Bryce D. McLeod, PhD


The measurement of treatment adherence (i.e., the frequency and thoroughness with which a therapist delivers a treatment as designed) is critical to the field of implementation science, as adherence is often considered an indicator of successful implementation. Most existing instruments of treatment adherence are treatment protocol specific; however, this approach is costly, inefficient, and disallows cross-treatment and cross-study comparisons. Thus, there is a need for adherence instruments that can be used across treatment protocols. It has been suggested that an instrument that captures adherence at the practice element level would meet this need, as it would have utility across protocols that share practice elements. The current study examines the extent to which an observational adherence instrument designed to assess the core common practice elements found in individual cognitive-behavioral therapy (ICBT) for youth anxiety (the Cognitive-Behavioral Therapy Adherence Scale for Youth Anxiety; CBAY-A) can produce scores that can be reliably and validly interpreted across two separate ICBT protocols: Coping Cat (a standard manualized treatment; SMT) and MATCH (a modular manualized treatment; MMT).
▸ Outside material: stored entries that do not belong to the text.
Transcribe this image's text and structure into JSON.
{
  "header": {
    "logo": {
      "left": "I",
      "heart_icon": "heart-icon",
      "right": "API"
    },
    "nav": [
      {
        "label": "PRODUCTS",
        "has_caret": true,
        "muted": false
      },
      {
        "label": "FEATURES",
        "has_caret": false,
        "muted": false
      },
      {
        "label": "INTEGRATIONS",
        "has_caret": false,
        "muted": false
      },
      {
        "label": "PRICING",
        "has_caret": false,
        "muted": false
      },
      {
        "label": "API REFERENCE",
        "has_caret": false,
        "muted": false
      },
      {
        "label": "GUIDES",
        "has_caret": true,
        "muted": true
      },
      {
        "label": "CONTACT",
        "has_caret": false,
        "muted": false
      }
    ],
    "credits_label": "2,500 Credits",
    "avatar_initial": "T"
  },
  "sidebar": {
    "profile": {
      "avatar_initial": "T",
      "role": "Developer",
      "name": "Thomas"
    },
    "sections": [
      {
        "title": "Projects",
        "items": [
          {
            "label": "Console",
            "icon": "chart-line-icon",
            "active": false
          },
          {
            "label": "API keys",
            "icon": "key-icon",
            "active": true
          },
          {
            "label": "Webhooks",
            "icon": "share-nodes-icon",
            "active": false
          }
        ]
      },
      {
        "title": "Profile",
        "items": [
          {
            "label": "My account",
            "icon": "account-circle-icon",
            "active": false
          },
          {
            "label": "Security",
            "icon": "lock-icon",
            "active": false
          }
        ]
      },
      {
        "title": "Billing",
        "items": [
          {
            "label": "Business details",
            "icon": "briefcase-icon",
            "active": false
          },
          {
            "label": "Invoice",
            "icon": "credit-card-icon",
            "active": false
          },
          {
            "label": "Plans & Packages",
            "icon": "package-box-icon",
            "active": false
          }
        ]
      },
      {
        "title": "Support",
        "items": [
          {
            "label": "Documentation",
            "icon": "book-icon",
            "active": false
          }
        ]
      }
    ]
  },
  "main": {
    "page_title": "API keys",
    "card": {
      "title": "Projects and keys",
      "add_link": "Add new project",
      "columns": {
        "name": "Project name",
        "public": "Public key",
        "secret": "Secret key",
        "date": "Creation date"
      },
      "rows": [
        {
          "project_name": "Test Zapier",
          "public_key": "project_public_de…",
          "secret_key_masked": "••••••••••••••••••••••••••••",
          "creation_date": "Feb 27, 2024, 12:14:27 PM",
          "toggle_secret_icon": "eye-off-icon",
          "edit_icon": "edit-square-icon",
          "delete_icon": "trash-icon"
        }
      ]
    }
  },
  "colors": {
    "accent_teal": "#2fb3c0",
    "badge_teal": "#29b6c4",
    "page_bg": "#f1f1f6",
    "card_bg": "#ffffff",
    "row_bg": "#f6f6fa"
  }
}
This study provides initial psychometric data for scores on an SMT subscale (comprised of CBAY-A items found in the SMT protocol) and an MMT subscale (comprised of CBAY-A items found in the MMT protocol) of the CBAY-A. Treatment sessions (n = 359 SMT; n = 243 MMT) from 38 youth participants (n = 22 SMT; n = 16 MMT; M age = 9.84 years, SD = 1.65; 52.6% male, 60.5% Caucasian) in an effectiveness study were independently coded by two coders using the CBAY-A. Inter-rater reliability intraclass correlation coefficients (2,2) for the item scores averaged 0.83 (SD = 0.07) for the SMT group and 0.80 (SD = 0.09) for the MMT group. CBAY-A SMT and CBAY-A MMT subscale scores demonstrated evidence of convergent and discriminant validity via associations with observational instruments of therapist adherence designed specifically for the SMT and MMT protocols, and observational instruments of competence and alliance. Results provide preliminary evidence that the CBAY-A can be effectively used in place of two separate protocol-specific adherence instruments, indicating that it may be a flexible, efficient, and useful tool for capturing adherence to ICBT protocols for youth anxiety in a way that allows for comparisons across treatment protocols and research studies.